By Jiangjiang Yang and Oren Etzioni

Jiangjiang Yang
May 11 · 5 min read

Abstract

In 2017, China announced plans to become the world leader in AI by 2030. In March 2019, the Semantic Scholar team performed an analysis of over two million academic AI papers published through the end of 2018 and concluded that China was indeed poised to overtake the US as world leaders in AI research. We recently ran a similar study using AI research publication data updated through the end of 2020 — we found that China has indeed surpassed the US in the total number of published AI papers, as well as taken the lead in the top 50% of the most-cited AI papers. Our new projections are that China will surpass the US in publishing the top 10% most-cited AI papers this year, and will become the leader in the top 1% of most-cited papers in 2023.

Our Findings

China’s rise in AI research is not only reflected in its total quantity of AI publications (past studies [1][2][3] showed that China had already surpassed the US in total AI publications in 2006) — it is now also reflected in China’s growing share in the most-cited AI papers.

In this study, we found that China has already overtaken the US in the top 50% most-cited AI papers in 2019. By 2019, China’s overall share among the top 50% papers had grown to 31.5%, vs. the US’s 30.0%. China achieved this lead by outperforming the US in journal publications; among the journal publications of top 50% papers in 2019, 11.5k were from China vs. 8.0k from the US. (On the other hand, the US still led in conference publications with 8.0k papers vs. China’s 5.3k).

When we focused on the most impactful AI papers — the top 10% and top 1% most-cited — we saw that China’s proportion of these papers had also grown quickly in recent years and is closing in on the US’s share. In 2020, for example, the US contributed 37% of the top 10% most-cited AI papers to China’s 36%.

If we run linear extrapolations of the publication trends of the US and China, based on their yearly shares from the last six years, we can see China is well on the way to catch up with the US in 2021 for the top 10% papers, and in 2023 for the top 1% papers.

Comparing our current projections to those from our 2019 study, we can see that they mostly align, but that China’s contributions to AI papers in the top 1% of the field will outpace the US even sooner than we expected.

Conclusions

Our data highlights the impact that Chinese investment in AI research has had on their leadership in the field.
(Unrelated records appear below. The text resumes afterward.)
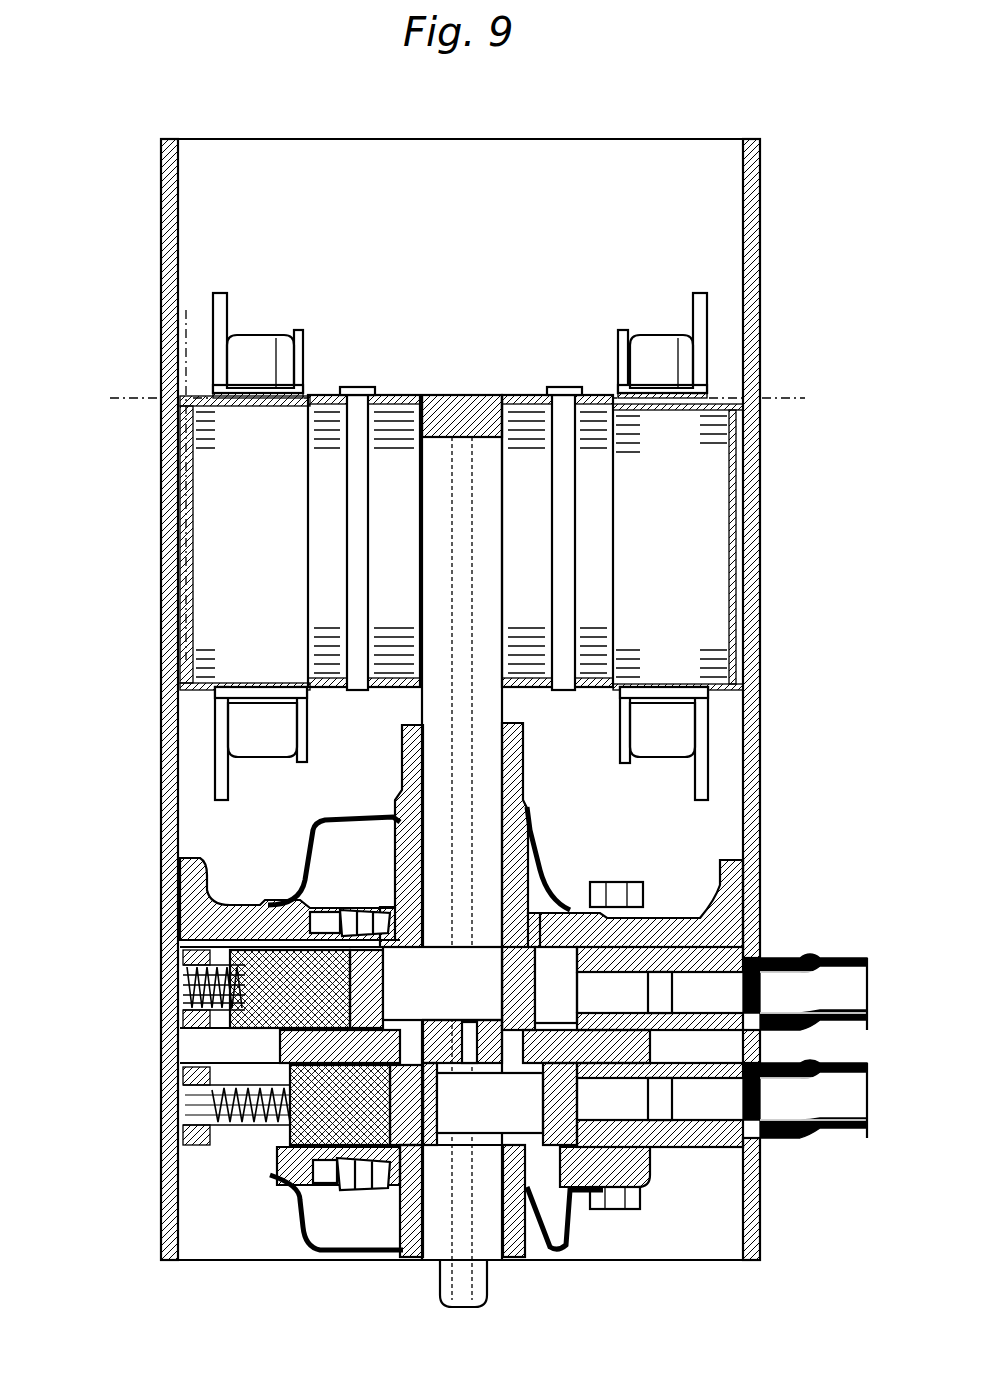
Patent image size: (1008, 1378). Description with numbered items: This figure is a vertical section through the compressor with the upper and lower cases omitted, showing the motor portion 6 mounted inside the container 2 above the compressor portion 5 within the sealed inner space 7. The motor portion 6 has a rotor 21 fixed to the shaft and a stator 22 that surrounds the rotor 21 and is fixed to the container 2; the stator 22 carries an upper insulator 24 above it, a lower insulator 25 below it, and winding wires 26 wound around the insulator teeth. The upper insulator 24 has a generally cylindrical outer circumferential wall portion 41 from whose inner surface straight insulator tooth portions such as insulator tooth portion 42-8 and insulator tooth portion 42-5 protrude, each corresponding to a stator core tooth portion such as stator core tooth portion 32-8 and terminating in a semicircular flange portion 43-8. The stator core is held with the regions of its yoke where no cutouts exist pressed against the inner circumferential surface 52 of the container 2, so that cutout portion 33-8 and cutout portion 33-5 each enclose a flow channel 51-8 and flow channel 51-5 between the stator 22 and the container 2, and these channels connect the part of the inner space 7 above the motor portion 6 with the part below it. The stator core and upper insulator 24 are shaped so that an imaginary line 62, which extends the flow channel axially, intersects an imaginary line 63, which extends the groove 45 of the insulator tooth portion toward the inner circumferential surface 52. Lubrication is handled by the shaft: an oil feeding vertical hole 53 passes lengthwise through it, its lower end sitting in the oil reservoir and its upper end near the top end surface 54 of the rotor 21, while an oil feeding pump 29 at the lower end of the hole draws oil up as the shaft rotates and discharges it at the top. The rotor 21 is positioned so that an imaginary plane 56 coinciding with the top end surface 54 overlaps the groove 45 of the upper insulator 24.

The container 2 is at (160, 156).
The compressor portion 5 is at (230, 1160).
The motor portion 6 is at (553, 300).
The inner space 7 is at (198, 158).
The rotor 21 is at (503, 400).
The stator 22 is at (624, 316).
The upper insulator 24 is at (220, 327).
The lower insulator 25 is at (221, 752).
The winding wires 26 is at (257, 350).
The oil feeding pump 29 is at (440, 1287).
The stator core tooth portion 32-8 is at (248, 370).
The cutout portion 33-8 is at (188, 548).
The cutout portion 33-5 is at (737, 548).
The outer circumferential wall portion 41 is at (225, 294).
The insulator tooth portion 42-8 is at (275, 386).
The insulator tooth portion 42-5 is at (678, 386).
The flange portion 43-8 is at (300, 328).
The groove 45 is at (348, 388).
The flow channel 51-8 is at (184, 424).
The flow channel 51-5 is at (738, 418).
The inner circumferential surface 52 is at (185, 822).
The oil feeding vertical hole 53 is at (455, 440).
The top end surface 54 is at (410, 395).
The imaginary plane 56 is at (770, 398).
The imaginary line 62 is at (163, 357).
The imaginary line 63 is at (130, 399).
Our original analysis projected that China would have the greater share of top-1% papers by 2025, but our updated projections make it clear that the gap is closing even faster. Future work from the Semantic Scholar team will continue to examine data around citation behavior and the relationships between preeminent individuals and groups publishing in AI-related fields to best understand this activity and what it means for AI research supremacy in the coming years. For the US to remain a key player in AI research globally, we will need to make strong investments in AI technology as well as in attracting and retaining the top global talent in this critical field.

Appendix

1. Methodologies

We employed Microsoft Academic Graph (MAG) [4] data from the 2021–03–01 release to run the analyses for this study.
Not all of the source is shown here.